TalkSpirit : quand le modèle de gouvernance devient source d’innovation

En adoptant un mode de fonctionnement holacratique, la société TalkSpirit a renforcé l’autonomie et l’agilité de ses collaborateurs et ainsi leur capacité d’innovation.

« Le principe, c’est la confiance » affirme Philippe Pinault, Pdg de TalkSpirit, entreprise membre de la communauté Bpifrance Excellence. Créée il y a une dizaine d’années, sa société fonctionne aujourd’hui sans hiérarchie et sans liens de subordination. Spécialisée dans la transformation numérique des entreprises, elle a adopté, en septembre 2014, un mode de fonctionnement holacratique dans lequel les mécanismes de prise de décision sont distribués.

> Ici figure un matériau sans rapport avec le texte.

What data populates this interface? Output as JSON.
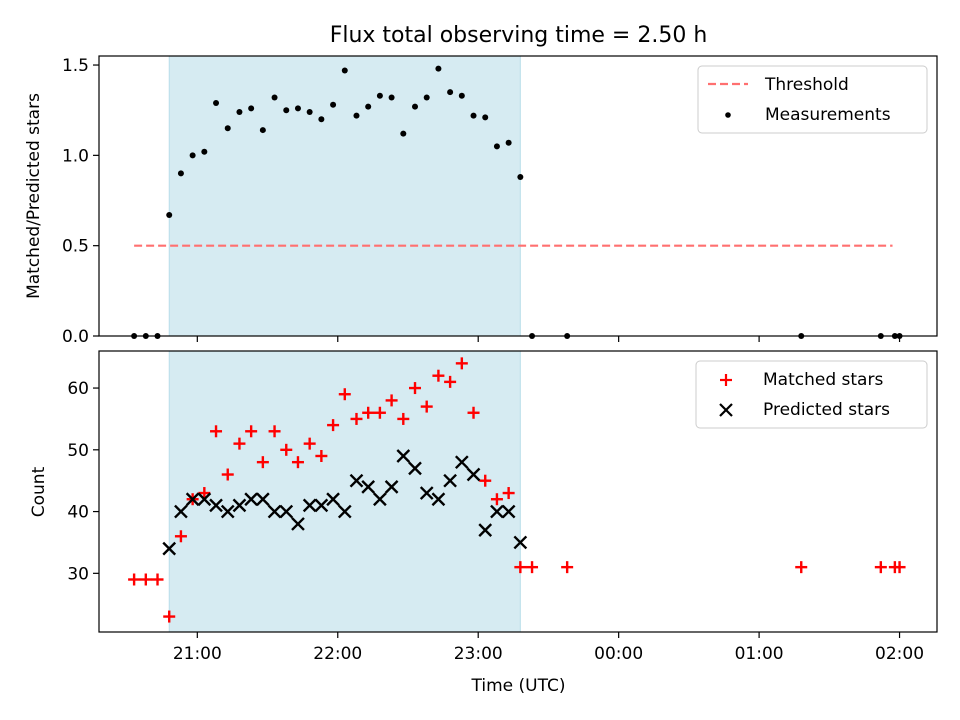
{
  "chart_data": {
    "title": "Flux total observing time = 2.50 h",
    "xlabel": "Time (UTC)",
    "x_tick_labels": [
      "21:00",
      "22:00",
      "23:00",
      "00:00",
      "01:00",
      "02:00"
    ],
    "x_ticks": [
      "21:00",
      "22:00",
      "23:00",
      "00:00",
      "01:00",
      "02:00"
    ],
    "xlim": [
      "20:18",
      "02:16"
    ],
    "shaded_interval": {
      "start": "20:48",
      "end": "23:18",
      "color": "#add8e6"
    },
    "panels": [
      {
        "type": "scatter",
        "ylabel": "Matched/Predicted stars",
        "ylim": [
          0,
          1.55
        ],
        "y_ticks": [
          0,
          0.5,
          1.0,
          1.5
        ],
        "y_tick_labels": [
          "0.0",
          "0.5",
          "1.0",
          "1.5"
        ],
        "legend_position": "top-right",
        "series": [
          {
            "name": "Threshold",
            "kind": "line",
            "style": "dashed",
            "color": "#ff7070",
            "x": [
              "20:33",
              "01:57"
            ],
            "y": [
              0.5,
              0.5
            ]
          },
          {
            "name": "Measurements",
            "kind": "scatter",
            "marker": "dot",
            "color": "#000000",
            "x": [
              "20:33",
              "20:38",
              "20:43",
              "20:48",
              "20:53",
              "20:58",
              "21:03",
              "21:08",
              "21:13",
              "21:18",
              "21:23",
              "21:28",
              "21:33",
              "21:38",
              "21:43",
              "21:48",
              "21:53",
              "21:58",
              "22:03",
              "22:08",
              "22:13",
              "22:18",
              "22:23",
              "22:28",
              "22:33",
              "22:38",
              "22:43",
              "22:48",
              "22:53",
              "22:58",
              "23:03",
              "23:08",
              "23:13",
              "23:18",
              "23:23",
              "23:38",
              "01:18",
              "01:52",
              "01:58",
              "02:00"
            ],
            "y": [
              0,
              0,
              0,
              0.67,
              0.9,
              1.0,
              1.02,
              1.29,
              1.15,
              1.24,
              1.26,
              1.14,
              1.32,
              1.25,
              1.26,
              1.24,
              1.2,
              1.28,
              1.47,
              1.22,
              1.27,
              1.33,
              1.32,
              1.12,
              1.27,
              1.32,
              1.48,
              1.35,
              1.33,
              1.22,
              1.21,
              1.05,
              1.07,
              0.88,
              0,
              0,
              0,
              0,
              0,
              0
            ]
          }
        ]
      },
      {
        "type": "scatter",
        "ylabel": "Count",
        "ylim": [
          20.5,
          66
        ],
        "y_ticks": [
          30,
          40,
          50,
          60
        ],
        "y_tick_labels": [
          "30",
          "40",
          "50",
          "60"
        ],
        "legend_position": "top-right",
        "series": [
          {
            "name": "Matched stars",
            "kind": "scatter",
            "marker": "plus",
            "color": "#ff0000",
            "x": [
              "20:33",
              "20:38",
              "20:43",
              "20:48",
              "20:53",
              "20:58",
              "21:03",
              "21:08",
              "21:13",
              "21:18",
              "21:23",
              "21:28",
              "21:33",
              "21:38",
              "21:43",
              "21:48",
              "21:53",
              "21:58",
              "22:03",
              "22:08",
              "22:13",
              "22:18",
              "22:23",
              "22:28",
              "22:33",
              "22:38",
              "22:43",
              "22:48",
              "22:53",
              "22:58",
              "23:03",
              "23:08",
              "23:13",
              "23:18",
              "23:23",
              "23:38",
              "01:18",
              "01:52",
              "01:58",
              "02:00"
            ],
            "y": [
              29,
              29,
              29,
              23,
              36,
              42,
              43,
              53,
              46,
              51,
              53,
              48,
              53,
              50,
              48,
              51,
              49,
              54,
              59,
              55,
              56,
              56,
              58,
              55,
              60,
              57,
              62,
              61,
              64,
              56,
              45,
              42,
              43,
              31,
              31,
              31,
              31,
              31,
              31,
              31
            ]
          },
          {
            "name": "Predicted stars",
            "kind": "scatter",
            "marker": "x",
            "color": "#000000",
            "x": [
              "20:48",
              "20:53",
              "20:58",
              "21:03",
              "21:08",
              "21:13",
              "21:18",
              "21:23",
              "21:28",
              "21:33",
              "21:38",
              "21:43",
              "21:48",
              "21:53",
              "21:58",
              "22:03",
              "22:08",
              "22:13",
              "22:18",
              "22:23",
              "22:28",
              "22:33",
              "22:38",
              "22:43",
              "22:48",
              "22:53",
              "22:58",
              "23:03",
              "23:08",
              "23:13",
              "23:18"
            ],
            "y": [
              34,
              40,
              42,
              42,
              41,
              40,
              41,
              42,
              42,
              40,
              40,
              38,
              41,
              41,
              42,
              40,
              45,
              44,
              42,
              44,
              49,
              47,
              43,
              42,
              45,
              48,
              46,
              37,
              40,
              40,
              35
            ]
          }
        ]
      }
    ]
  }
}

Formé et accompagné par le cabinet IGI Partners, spécialiste de l’holacratie, Philippe Pinault a défini avec ses collaborateurs l’ensemble des « rôles » nécessaires au bon fonctionnement de l’entreprise et à la réalisation de sa mission. Le « rôle bien être et performance au travail » par exemple a pour raison d'être l’identification et la mise en place des « pratiques, des technologies et d’un environnement qui développent le bien être et la performance au travail ». Le « rôle faire savoir » doit proposer des solutions afin de « susciter l’intérêt du marché pour talkSpirit et médiatiser ses activités et succès ». Les « rôles » ont ensuite été répartis entre les 20 salariés de TalkSpirit, installés à Paris et Montpellier. Il n’existe désormais plus de manager pour valider : « chacun est responsable et a autorité sur son ou ses rôles » raconte Philippe Pinault.

Une plus grande capacité d’innovation

« L’holacratie ne change pas ce que les collaborateurs font mais la façon dont ils le font et dont ils interagissent » poursuit-il. En plus de la clarté apportée aux missions et responsabilités de chacun, ce mode de fonctionnement amène de l’autonomie et de l’agilité. « En favorisant la participation et en se nourrissant de la capacité à résoudre les tensions, le modèle entraine une plus grande capacité d’innovation » poursuit le Pdg de TalkSpirit. Loin d’être figée, l’holacratie est une boîte à outils à adapter. « Des réunions de gouvernance régulières permettent de réaliser des ajustements en continu » précise Philippe Pinault.
L’adoption de la démarche invite par ailleurs à repenser l’ensemble de l’organisation. « Les fonctions RH ont été impactées par exemple : aujourd’hui, ce sont les équipes qui décident de leurs congés » confie Philippe Pinault. Pour le dirigeant, c’est un soulagement. « Avant, j’étais souvent en prise avec des problématiques qui ne relevaient pas de mes compétences. Aujourd’hui, j’ai plus de temps à consacrer à mes rôles et à la réflexion sur l’organisation ».